И советскому консулу ничего не оставалось, как спасать гражданку своей страны.
А вот если бы консул Ломакин был поумнее и если бы он разрешил Косенкиной свободно, может быть еще свободнее, чем прежде, ходить по городу и все окружавшие ее были бы тоже потеплее к ней, Косенкина, вместо своего жуткого прыжка, давно жила бы в каком-либо дальнем лагере в Советском Союзе, так как возвращаясь в советское консульство с толстовской фермы, Косенкина очень хорошо знала, что совершает, может быть, самый смертельный прыжок в своей жизни, но она на него решилась, до того ей показалось невыносимым ее будущее в чужой, неприветливой стране.
Но с толстовской фермы вдруг поступило сообщение, что Косенкину похитил советский консул, и вся американская пресса всполошилась, встала на ноги. И пошла писать губерния.
Вокруг советского консульства днем и ночью шумная, веселая толпа журналистов, жаждавшая сенсации, установила круглосуточное дежурство. Эта вакханалия не утихала круглые сутки, ей с улицы кричали:
– Прыгай! Прыгай!!!
Все, что творилось вокруг, не могло вызывать симпатии в советском консульстве, и угомонить всю эту толпу не было никакой возможности:
– Я чувствовала себя как зверь, попавший в ловушку. Я дошла до такого состояния, что готова была покончить с собой, но ничего у меня под руками не было. Я, с трудом соображая, что я делаю, не помню, как подошла к окну и шагнула через подоконник, я хотела раз и навсегда кончить пытку, длившуюся дни и ночи на глазах у всех. Я бы разбилась насмерть, если бы моя нога не запуталась в каком-то проводе, и только это, к счастью или несчастью, спасло мою жизнь. Но удар был такой, что когда я пришла в себя, то решила – все, конец, я не думала, что выживу. Да и зачем я осталась жива? Ведь все, что происходило вокруг меня, казалось мне страшнее смерти, – с горечью рассказывала мне Оксана Косенкина в госпитале «Рузвельт».
Итак, когда Косенкина с поломанными костями, полуживая лежала в госпитале «Рузвельт», интерес к ней был огромный. Вокруг госпиталя и вокруг нее вертелась целая куча искателей сенсаций, в целях наживы старавшихся опередить друг друга.
И с этого тяжелого в ее жизни момента она оказалась в роли американского «мани-мейкера» – «денежного мешка».

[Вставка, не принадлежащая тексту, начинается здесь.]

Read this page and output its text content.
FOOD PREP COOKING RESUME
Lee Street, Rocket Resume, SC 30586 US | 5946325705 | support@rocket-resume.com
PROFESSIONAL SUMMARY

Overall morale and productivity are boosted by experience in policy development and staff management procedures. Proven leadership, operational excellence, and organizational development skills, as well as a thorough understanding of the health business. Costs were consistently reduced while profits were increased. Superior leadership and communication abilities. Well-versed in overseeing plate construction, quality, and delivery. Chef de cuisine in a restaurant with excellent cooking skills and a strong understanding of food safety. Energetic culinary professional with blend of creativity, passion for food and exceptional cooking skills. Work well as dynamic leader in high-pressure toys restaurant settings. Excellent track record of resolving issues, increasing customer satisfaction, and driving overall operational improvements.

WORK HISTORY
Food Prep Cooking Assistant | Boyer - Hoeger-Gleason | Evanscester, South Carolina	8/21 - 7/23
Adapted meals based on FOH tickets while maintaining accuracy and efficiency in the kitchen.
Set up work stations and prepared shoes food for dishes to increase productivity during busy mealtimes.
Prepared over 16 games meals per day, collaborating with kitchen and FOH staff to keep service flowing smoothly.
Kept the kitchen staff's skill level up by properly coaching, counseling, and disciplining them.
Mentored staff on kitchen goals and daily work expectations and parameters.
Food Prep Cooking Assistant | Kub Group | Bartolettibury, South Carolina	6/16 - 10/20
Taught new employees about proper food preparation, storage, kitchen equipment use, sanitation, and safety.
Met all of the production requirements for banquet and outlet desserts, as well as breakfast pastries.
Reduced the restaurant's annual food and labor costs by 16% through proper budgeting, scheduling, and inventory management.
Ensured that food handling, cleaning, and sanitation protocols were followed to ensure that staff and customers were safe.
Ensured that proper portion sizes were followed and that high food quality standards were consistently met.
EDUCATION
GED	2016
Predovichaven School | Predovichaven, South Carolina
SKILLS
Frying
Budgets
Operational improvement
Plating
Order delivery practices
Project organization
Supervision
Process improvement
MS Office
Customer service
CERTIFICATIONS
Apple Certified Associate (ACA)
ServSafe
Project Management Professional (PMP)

И из всех самым удачливым «мани-мейкером с человеческим лицом» оказался Дон Левин. Из госпиталя он забрал ее к себе в усадьбу. Здесь же он написал ее книгу. «Я попробовала писать сама, – сказала мне Оксана Косенкина, – но Дон Левин сказал, что так не пишут, и даже показал то, что вы написали, и сказал: «Вот так писать нужно». Как к нему попало и где он достал, что я писала, я понятия не имела. И в День Благодарения он пригласил Александра Федоровича Керенского и нас к себе на дачу.
Косенкина получила 45 тысяч долларов за книгу, которую написал Дон Левин. Деньги (в то время) как будто большие. Но из них она сразу же уплатила почти половину налога, 10–12 тыс. долларов в госпитале за лечение.
И очень скоро у этой теперь «богатой» и очень одинокой женщины нашлись какие-то доброжелатели из какой-то западноукраинской сепаратистской организации. Они взяли над ней шефство, вложили ее деньги в двухсемейный дом, который они купили якобы совместно около аэродрома, где от шума самолетов, жаловалась Оксана, она ни спать, ни дышать не могла, и приезжала к нам в так называемую адскую кухню, где мы тогда жили, чтобы «насладиться тишиной».
До тех пор, пока она была сенсацией, ее таскали повсюду как экспонат. Она получала много писем, даже предложений о замужестве. Однажды она принесла письмо какого-то господина (не лишенного юмора), который вместе с предложением о замужестве прислал ей не свою фотографию, а фотографию своих жеребцов. Но как только ажиотаж вокруг ее прыжка иссяк, интерес к ней тоже прошел, и она, вся искалеченная, без гроша, скончалась в каком-то старческом доме. Надо сказать, что у нее был счастливый конец.
Все, с кем мне в то время пришлось встретиться и кто волей или неволей оказался за границей во время войны, а затем в Америке, без конца твердили одно и то же: бежали или уходили они не из Советской Союза, не от советского строя, а от сталинской тирании, от сталинского режима, от сталинщины. И что все они, проболтавшись по заграницам, многое передумали, переоценили и еще крепче уверовали в нашу советскую систему, и все хотели бы вернуться на родину, но боялись вернуться и доживать свой век где-нибудь в сталинских лагерях.
Я вспоминаю встречу в Нью-Йорке с пожилой женщиной, которая вполне сознательно не только сама бежала из Советского Союза с немцами из Ростова, а даже увезла своих детей, заявив своему сыну:
– Нам с тобой нечего защищать.
Ее отец был раскулачен, муж погиб в лагерях. И вот сейчас, когда мы встретили ее проживавшую даже не в бедности, а в хорошем доме, вполне хорошо материально обеспеченную, без конца подававшую заявления в советское консульство с просьбой получить разрешение вернуться обратно к себе домой, и когда мы с ней познакомились, она первое, что нам сказала:
– Если мне разрешат вернуться в Советский Союз, я, как только ступлю ногой на нашу землю, подам заявление с просьбой принять меня в компартию.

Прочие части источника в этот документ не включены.